In any event, in the US and in Northern Europe, you absorb the cultural morays if you want to get ahead.
This may well be true in many cases but there are exceptions. Canada (if one ignores the current, embarrassing secular charter bill in Quebec) has a different philosophy, an official policy of multiculturalism. Britain is also a bit different.
And in terms of northern Europe here in the Netherlands for example, as well as in parts of Germany and Switzerland there are significant pockets of Catholicism. Exclusively Protestant countries are rather rare, actually- perhaps Scandinavia etc.
Home to about eight per cent of the world's 1.2 billion Catholics - more of the faithful than any country outside Brazil - Mexico has seen a slow but steady decline in people who self-identify with the faith.

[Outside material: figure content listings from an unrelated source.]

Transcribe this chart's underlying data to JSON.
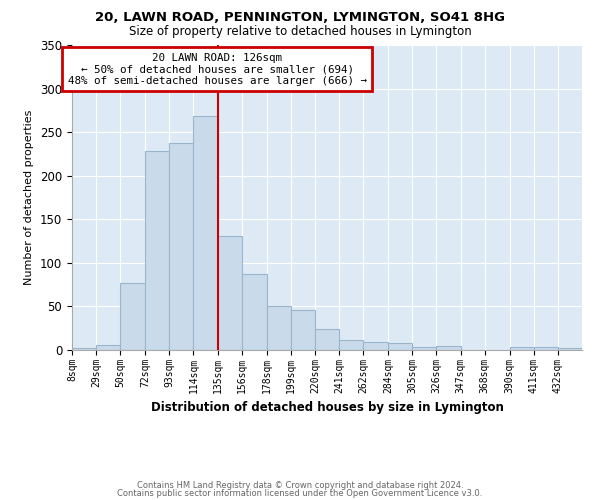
{
  "title1": "20, LAWN ROAD, PENNINGTON, LYMINGTON, SO41 8HG",
  "title2": "Size of property relative to detached houses in Lymington",
  "xlabel": "Distribution of detached houses by size in Lymington",
  "ylabel": "Number of detached properties",
  "categories": [
    "8sqm",
    "29sqm",
    "50sqm",
    "72sqm",
    "93sqm",
    "114sqm",
    "135sqm",
    "156sqm",
    "178sqm",
    "199sqm",
    "220sqm",
    "241sqm",
    "262sqm",
    "284sqm",
    "305sqm",
    "326sqm",
    "347sqm",
    "368sqm",
    "390sqm",
    "411sqm",
    "432sqm"
  ],
  "bar_values": [
    2,
    6,
    77,
    228,
    238,
    268,
    131,
    87,
    50,
    46,
    24,
    12,
    9,
    8,
    4,
    5,
    0,
    0,
    3,
    4,
    2
  ],
  "bar_color": "#c9daea",
  "bar_edge_color": "#9ab5cc",
  "vline_color": "#cc0000",
  "vline_x": 135,
  "annotation_text": "20 LAWN ROAD: 126sqm\n← 50% of detached houses are smaller (694)\n48% of semi-detached houses are larger (666) →",
  "annotation_box_facecolor": "#ffffff",
  "annotation_box_edgecolor": "#cc0000",
  "footer1": "Contains HM Land Registry data © Crown copyright and database right 2024.",
  "footer2": "Contains public sector information licensed under the Open Government Licence v3.0.",
  "plot_bg_color": "#ddeaf5",
  "ylim": [
    0,
    350
  ],
  "yticks": [
    0,
    50,
    100,
    150,
    200,
    250,
    300,
    350
  ],
  "bin_edges": [
    8,
    29,
    50,
    72,
    93,
    114,
    135,
    156,
    178,
    199,
    220,
    241,
    262,
    284,
    305,
    326,
    347,
    368,
    390,
    411,
    432,
    453
  ]
}
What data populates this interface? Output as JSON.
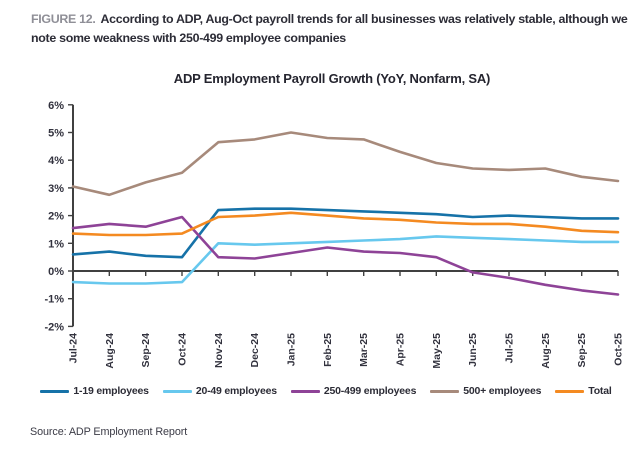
{
  "header": {
    "figure_label": "FIGURE 12.",
    "title": "According to ADP, Aug-Oct payroll trends for all businesses was relatively stable, although we note some weakness with 250-499 employee companies"
  },
  "footer": {
    "source": "Source: ADP Employment Report"
  },
  "chart_data": {
    "type": "line",
    "title": "ADP Employment Payroll Growth (YoY, Nonfarm, SA)",
    "x": [
      "Jul-24",
      "Aug-24",
      "Sep-24",
      "Oct-24",
      "Nov-24",
      "Dec-24",
      "Jan-25",
      "Feb-25",
      "Mar-25",
      "Apr-25",
      "May-25",
      "Jun-25",
      "Jul-25",
      "Aug-25",
      "Sep-25",
      "Oct-25"
    ],
    "series": [
      {
        "name": "1-19 employees",
        "color": "#1672a8",
        "values": [
          0.6,
          0.7,
          0.55,
          0.5,
          2.2,
          2.25,
          2.25,
          2.2,
          2.15,
          2.1,
          2.05,
          1.95,
          2.0,
          1.95,
          1.9,
          1.9
        ]
      },
      {
        "name": "20-49 employees",
        "color": "#67c8ee",
        "values": [
          -0.4,
          -0.45,
          -0.45,
          -0.4,
          1.0,
          0.95,
          1.0,
          1.05,
          1.1,
          1.15,
          1.25,
          1.2,
          1.15,
          1.1,
          1.05,
          1.05
        ]
      },
      {
        "name": "250-499 employees",
        "color": "#8e4397",
        "values": [
          1.55,
          1.7,
          1.6,
          1.95,
          0.5,
          0.45,
          0.65,
          0.85,
          0.7,
          0.65,
          0.5,
          -0.05,
          -0.25,
          -0.5,
          -0.7,
          -0.85
        ]
      },
      {
        "name": "500+ employees",
        "color": "#a78a7b",
        "values": [
          3.05,
          2.75,
          3.2,
          3.55,
          4.65,
          4.75,
          5.0,
          4.8,
          4.75,
          4.3,
          3.9,
          3.7,
          3.65,
          3.7,
          3.4,
          3.25
        ]
      },
      {
        "name": "Total",
        "color": "#f48a21",
        "values": [
          1.35,
          1.3,
          1.3,
          1.35,
          1.95,
          2.0,
          2.1,
          2.0,
          1.9,
          1.85,
          1.75,
          1.7,
          1.7,
          1.6,
          1.45,
          1.4
        ]
      }
    ],
    "ylim": [
      -2,
      6
    ],
    "ytick_step": 1,
    "ytick_suffix": "%",
    "grid": false,
    "legend_position": "bottom",
    "axis_color": "#404040"
  }
}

Currently about 82.7 per cent of Mexicans consider themselves Catholic, down from 88 per cent in 2000 and 96 per cent in 1970. Evangelical protestant denominations are believed responsible for much of the drop.
This is of course true but Catholicism is still a huge force, on the cultural level too. Latinos in diaspora tend to have a stronger link with their Catholic faith than those at home, as is the case with many cultural and ethic minorities. It will be a long time before Protestantism takes over in SA, but it is possible.
As it mentions, though, it is the Evangelical branches of Protestantism that are growing, so as I stated above people conditioned by those schools of religion are very unlikely to be interested in Buddhism anyways.